L'un des intervenants les plus attendus au Forum économique mondial sera le Premier ministre grec George Papandreou, au lendemain d'un nouvel accès d'inquiétude sur les marchés sur la situation financière de son pays.
La capacité de la Grèce à faire face à son endettement a de nouveau suscité des doutes qui ont provoqué une chute spectaculaire du prix des obligations grecques.
Le Premier ministre espagnol Jose Luis Zapatero, dont le pays inquiète également les marchés, tentera également de rassurer.
Les deux responsables devaient participer en début d'après-midi à un débat sur la zone euro avec leur homologue belge Yves Leterme, le président polonais Lech Kaczynski, et le président de la Banque centrale européenne Jean-Claude Trichet.
L'ampleur des déficits publics et de la dette de plusieurs pays européens - le Portugal et l'Irlande sont également dans la tourmente - ont mis à mal la cohésion de l'Union européenne.
Le président sud-coréen Lee Myung-bak dont le pays recevra une réunion du G20 en novembre, a demandé jeudi que ce groupe se concentre sur l'"après-crise" tout en évitant le protectionnisme.

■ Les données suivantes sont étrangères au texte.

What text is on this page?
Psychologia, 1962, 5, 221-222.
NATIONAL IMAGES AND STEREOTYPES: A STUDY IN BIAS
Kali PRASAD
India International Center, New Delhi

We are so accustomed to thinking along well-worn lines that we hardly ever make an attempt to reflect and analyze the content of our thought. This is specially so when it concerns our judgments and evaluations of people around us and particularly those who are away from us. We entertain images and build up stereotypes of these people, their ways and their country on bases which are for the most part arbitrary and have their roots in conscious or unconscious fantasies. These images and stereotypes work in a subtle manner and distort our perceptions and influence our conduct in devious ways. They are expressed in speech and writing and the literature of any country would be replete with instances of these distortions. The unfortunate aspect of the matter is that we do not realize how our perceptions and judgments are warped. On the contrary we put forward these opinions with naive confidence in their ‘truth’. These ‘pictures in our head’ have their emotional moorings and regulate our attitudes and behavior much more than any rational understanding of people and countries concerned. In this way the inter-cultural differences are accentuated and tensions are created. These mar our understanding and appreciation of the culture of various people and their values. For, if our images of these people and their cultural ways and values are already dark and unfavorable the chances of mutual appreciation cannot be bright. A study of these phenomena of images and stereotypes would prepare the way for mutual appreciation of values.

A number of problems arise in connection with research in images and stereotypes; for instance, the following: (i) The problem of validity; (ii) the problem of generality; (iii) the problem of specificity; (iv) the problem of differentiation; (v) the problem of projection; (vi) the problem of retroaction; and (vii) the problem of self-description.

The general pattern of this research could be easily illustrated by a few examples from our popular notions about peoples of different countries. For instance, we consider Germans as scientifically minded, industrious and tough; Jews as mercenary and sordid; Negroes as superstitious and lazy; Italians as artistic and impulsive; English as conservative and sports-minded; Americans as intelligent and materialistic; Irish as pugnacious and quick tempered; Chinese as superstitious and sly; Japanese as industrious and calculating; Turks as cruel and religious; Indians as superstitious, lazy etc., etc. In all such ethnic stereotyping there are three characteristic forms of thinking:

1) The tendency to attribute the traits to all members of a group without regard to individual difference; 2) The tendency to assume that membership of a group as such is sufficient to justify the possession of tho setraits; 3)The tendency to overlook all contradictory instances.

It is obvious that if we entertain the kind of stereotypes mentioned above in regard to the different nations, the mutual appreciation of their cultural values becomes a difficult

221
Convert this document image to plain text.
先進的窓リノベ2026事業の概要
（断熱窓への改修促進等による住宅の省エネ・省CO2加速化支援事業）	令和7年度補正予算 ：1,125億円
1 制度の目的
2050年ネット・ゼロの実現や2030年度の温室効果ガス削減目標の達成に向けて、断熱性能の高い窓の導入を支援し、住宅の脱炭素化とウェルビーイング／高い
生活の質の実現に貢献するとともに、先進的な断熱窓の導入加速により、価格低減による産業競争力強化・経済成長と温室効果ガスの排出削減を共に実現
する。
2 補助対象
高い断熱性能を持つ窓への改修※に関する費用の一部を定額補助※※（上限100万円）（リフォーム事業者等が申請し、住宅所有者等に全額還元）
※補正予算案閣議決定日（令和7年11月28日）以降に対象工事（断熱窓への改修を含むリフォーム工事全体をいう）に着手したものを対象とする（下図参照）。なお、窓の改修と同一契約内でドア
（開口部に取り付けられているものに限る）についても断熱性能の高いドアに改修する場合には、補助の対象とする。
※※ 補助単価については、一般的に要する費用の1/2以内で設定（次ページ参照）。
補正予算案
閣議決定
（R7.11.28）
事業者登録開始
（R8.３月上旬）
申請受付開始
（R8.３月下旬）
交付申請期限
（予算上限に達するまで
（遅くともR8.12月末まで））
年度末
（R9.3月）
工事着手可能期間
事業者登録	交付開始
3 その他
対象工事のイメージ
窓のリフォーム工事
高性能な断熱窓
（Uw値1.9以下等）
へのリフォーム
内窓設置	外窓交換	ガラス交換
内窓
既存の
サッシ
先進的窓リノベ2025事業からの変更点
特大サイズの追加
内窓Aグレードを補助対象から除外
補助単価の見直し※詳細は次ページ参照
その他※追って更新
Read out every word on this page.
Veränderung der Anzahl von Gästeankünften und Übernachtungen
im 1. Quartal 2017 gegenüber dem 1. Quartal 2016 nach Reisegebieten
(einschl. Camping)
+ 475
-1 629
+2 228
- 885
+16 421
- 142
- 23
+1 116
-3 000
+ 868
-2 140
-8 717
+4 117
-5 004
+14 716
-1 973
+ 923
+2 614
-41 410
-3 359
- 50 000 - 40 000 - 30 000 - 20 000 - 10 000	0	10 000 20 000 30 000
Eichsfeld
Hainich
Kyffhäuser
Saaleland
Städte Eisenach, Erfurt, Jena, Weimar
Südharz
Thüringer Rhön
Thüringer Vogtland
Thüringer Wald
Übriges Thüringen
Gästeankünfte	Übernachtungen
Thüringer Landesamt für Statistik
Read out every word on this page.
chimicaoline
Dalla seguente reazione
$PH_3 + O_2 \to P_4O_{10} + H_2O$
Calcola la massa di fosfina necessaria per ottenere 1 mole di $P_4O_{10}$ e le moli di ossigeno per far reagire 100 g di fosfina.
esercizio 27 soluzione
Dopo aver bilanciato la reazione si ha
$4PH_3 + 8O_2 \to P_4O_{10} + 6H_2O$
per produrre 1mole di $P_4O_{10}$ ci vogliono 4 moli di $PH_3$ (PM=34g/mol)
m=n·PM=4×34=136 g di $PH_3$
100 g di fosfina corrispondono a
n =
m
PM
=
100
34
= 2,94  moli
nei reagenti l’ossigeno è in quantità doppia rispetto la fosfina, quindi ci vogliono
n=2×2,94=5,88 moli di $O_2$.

Signe de l'ouverture aux pays émergents, au-delà des seuls membres du G7, le débat sur la gouvernance mondiale devait mettre en présence les présidents mexicain Felipe Calderon, sud-coréen Lee Myung-Bak et sud-africain Jacob Zuma notamment.
L'un des représentants les plus influents des pays émergents, le président brésilien Luiz Inacio Lula da Silva a en revanche dû annuler sa venue à Davos après avoir été victime d'un accident de santé. Il a été hospitalisé d'urgence au Brésil après une crise d'hypertension, ont indiqué ses services.
Le Forum devait également entendre le vice-Premier ministre chinois, Li Keqiang, pressenti pour prendre la succession du Premier ministre Wen Jiabao. Sa venue à Davos est sa première intervention à l'étranger à ce niveau.
La politique monétaire de la Chine a été critiquée mercredi par plusieurs intervenants qui lui ont reproché de maintenir sa monnaie, le yuan, à un niveau anormalement bas. "L'instabilité des changes, la sous-évaluation de certaines devises empêchent que le commerce soit équitable, que la concurrence soit loyale", a dit notamment Nicolas Sarkozy dans une allusion claire au géant asiatique qui continue d'afficher un excédent commercial considérable.
La situation en Haïti, déjà évoquée lors de la première journée du Forum, sera débattue de nouveau à l'occasion d'une intervention de l'ancien président américain Bill Clinton, émissaire spécial des Nations unies en Haïti et habitué de Davos.
Mercredi, plusieurs agences de l'ONU ont appelé les chefs d'entreprise présents dans la station de ski suisse à participer au financement de l'effort de reconstruction du pays dévasté par un tremblement de terre.